NEW YORK (Scrap Register): Palladium rose 9% last week on worries about potential U.S. sanctions against key producer Norilsk Nickel, even though such sanctions may never come about since the U.S. has few alternative sources to obtain palladium, according to Mitsubishi.
Palladium rose 9% last week. Russia’s Norilsk Nickel is the world’s largest producer of palladium, accounting for around 40% of the world’s annual mine supply.
“While so far Norilsk Nickel itself has not been placed under sanctions, fears that the company could be sanctioned in future – and any related disruption to the palladium market – appear to have stimulated renewed investor and industrial buying interest,” Mitsubishi added.
Still, Mitsubishi expresses doubt that the U.S. will impose sanctions against Norilsk, since nickel and palladium are more strategic metals than aluminum and there is limited U.S. production to cover any supply gaps.
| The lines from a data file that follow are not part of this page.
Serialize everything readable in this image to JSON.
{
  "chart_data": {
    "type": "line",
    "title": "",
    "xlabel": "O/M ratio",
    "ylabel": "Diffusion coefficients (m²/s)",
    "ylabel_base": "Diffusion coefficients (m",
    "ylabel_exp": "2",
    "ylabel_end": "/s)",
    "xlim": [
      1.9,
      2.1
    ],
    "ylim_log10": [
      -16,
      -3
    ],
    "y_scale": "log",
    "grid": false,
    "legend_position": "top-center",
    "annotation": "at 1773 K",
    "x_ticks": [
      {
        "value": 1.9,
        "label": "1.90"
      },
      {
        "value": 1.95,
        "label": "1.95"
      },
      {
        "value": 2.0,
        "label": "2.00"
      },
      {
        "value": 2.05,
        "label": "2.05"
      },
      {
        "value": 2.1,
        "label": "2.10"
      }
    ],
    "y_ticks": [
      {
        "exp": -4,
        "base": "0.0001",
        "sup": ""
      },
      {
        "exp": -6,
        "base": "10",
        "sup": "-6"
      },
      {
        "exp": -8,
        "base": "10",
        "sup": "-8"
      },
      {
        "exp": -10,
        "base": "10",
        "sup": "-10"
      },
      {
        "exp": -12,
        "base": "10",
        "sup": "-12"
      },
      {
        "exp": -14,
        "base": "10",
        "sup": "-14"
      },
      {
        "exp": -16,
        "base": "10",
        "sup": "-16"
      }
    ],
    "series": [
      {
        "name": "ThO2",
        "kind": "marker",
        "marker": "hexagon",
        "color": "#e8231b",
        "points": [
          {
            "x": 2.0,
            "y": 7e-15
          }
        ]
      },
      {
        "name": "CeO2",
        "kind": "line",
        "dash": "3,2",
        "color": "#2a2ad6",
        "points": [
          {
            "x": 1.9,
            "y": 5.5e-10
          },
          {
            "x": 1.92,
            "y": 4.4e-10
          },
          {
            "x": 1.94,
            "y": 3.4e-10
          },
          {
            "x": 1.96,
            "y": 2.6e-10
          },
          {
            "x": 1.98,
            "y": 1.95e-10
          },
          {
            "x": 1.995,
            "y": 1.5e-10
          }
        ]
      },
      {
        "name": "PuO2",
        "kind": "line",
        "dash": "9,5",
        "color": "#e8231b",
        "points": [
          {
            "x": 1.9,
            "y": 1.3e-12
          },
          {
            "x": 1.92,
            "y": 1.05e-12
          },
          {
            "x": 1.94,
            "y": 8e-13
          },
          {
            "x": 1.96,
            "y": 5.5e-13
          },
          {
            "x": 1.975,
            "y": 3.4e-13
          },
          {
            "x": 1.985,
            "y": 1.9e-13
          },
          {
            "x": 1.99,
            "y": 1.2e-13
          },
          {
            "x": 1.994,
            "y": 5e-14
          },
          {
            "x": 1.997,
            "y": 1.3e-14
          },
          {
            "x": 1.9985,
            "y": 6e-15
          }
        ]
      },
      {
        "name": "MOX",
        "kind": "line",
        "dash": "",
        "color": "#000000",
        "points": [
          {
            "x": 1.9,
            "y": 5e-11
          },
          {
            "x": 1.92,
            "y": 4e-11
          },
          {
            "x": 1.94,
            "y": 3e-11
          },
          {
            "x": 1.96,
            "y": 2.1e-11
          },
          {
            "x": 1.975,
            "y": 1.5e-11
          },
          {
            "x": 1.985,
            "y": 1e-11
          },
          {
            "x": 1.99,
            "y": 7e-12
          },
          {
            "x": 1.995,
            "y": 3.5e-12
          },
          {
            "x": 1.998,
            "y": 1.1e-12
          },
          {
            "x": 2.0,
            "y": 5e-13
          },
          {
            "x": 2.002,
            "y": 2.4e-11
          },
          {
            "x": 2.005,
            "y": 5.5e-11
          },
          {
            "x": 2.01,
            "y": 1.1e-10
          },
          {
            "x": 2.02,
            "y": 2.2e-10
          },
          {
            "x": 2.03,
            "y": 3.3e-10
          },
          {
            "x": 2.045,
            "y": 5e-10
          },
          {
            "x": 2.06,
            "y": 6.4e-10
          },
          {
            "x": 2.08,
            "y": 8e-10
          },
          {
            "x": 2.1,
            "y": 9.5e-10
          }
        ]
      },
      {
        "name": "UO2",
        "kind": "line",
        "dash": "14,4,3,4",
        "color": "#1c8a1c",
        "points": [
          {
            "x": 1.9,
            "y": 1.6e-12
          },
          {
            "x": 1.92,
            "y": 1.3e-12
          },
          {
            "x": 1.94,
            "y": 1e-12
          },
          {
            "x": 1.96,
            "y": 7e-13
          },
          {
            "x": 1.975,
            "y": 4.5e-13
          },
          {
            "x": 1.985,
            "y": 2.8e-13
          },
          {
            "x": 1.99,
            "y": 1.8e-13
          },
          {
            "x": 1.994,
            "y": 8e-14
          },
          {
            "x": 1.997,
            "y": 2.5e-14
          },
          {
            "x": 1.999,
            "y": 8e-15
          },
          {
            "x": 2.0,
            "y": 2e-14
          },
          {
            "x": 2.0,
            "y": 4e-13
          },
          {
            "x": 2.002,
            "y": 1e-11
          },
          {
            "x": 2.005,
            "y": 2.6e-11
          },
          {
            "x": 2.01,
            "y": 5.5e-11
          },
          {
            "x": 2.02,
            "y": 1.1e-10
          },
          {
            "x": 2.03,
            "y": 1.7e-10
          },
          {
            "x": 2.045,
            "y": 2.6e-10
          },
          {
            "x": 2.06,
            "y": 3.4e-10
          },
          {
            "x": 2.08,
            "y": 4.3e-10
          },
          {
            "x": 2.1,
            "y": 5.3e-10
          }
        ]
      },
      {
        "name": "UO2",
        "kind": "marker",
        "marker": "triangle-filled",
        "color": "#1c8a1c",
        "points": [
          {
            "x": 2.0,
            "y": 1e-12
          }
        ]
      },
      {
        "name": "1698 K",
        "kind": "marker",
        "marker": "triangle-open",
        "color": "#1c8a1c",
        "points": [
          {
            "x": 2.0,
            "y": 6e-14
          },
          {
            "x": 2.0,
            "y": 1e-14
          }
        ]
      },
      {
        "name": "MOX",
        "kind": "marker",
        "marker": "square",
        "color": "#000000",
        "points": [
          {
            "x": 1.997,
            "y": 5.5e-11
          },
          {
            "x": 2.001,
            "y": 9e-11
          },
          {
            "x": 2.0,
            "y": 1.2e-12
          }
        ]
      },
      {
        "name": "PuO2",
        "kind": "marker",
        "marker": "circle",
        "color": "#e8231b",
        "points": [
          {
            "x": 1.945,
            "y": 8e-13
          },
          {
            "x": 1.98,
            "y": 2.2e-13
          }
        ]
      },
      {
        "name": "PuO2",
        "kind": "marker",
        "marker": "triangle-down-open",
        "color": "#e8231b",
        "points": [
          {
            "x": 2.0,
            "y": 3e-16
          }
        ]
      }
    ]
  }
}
“Around a third of U.S. demand for palladium currently comes from metal imported directly from Russia, and Russian-branded metal is important in global supply chains for auto catalysts and other fabricated products,” Mitsubishi noted.
A ban on trading with Norilsk, or Norilsk-branded metal, would have profound implications for global carmakers and other industrial users, and the risk of damage to U.S. industry from this may stay the hand of the Treasury Department.
Nonetheless, the tail risk of this occurring in the current uncertain climate still remains and should keep palladium prices well bid as industrial users and investors alike move to secure their requirements.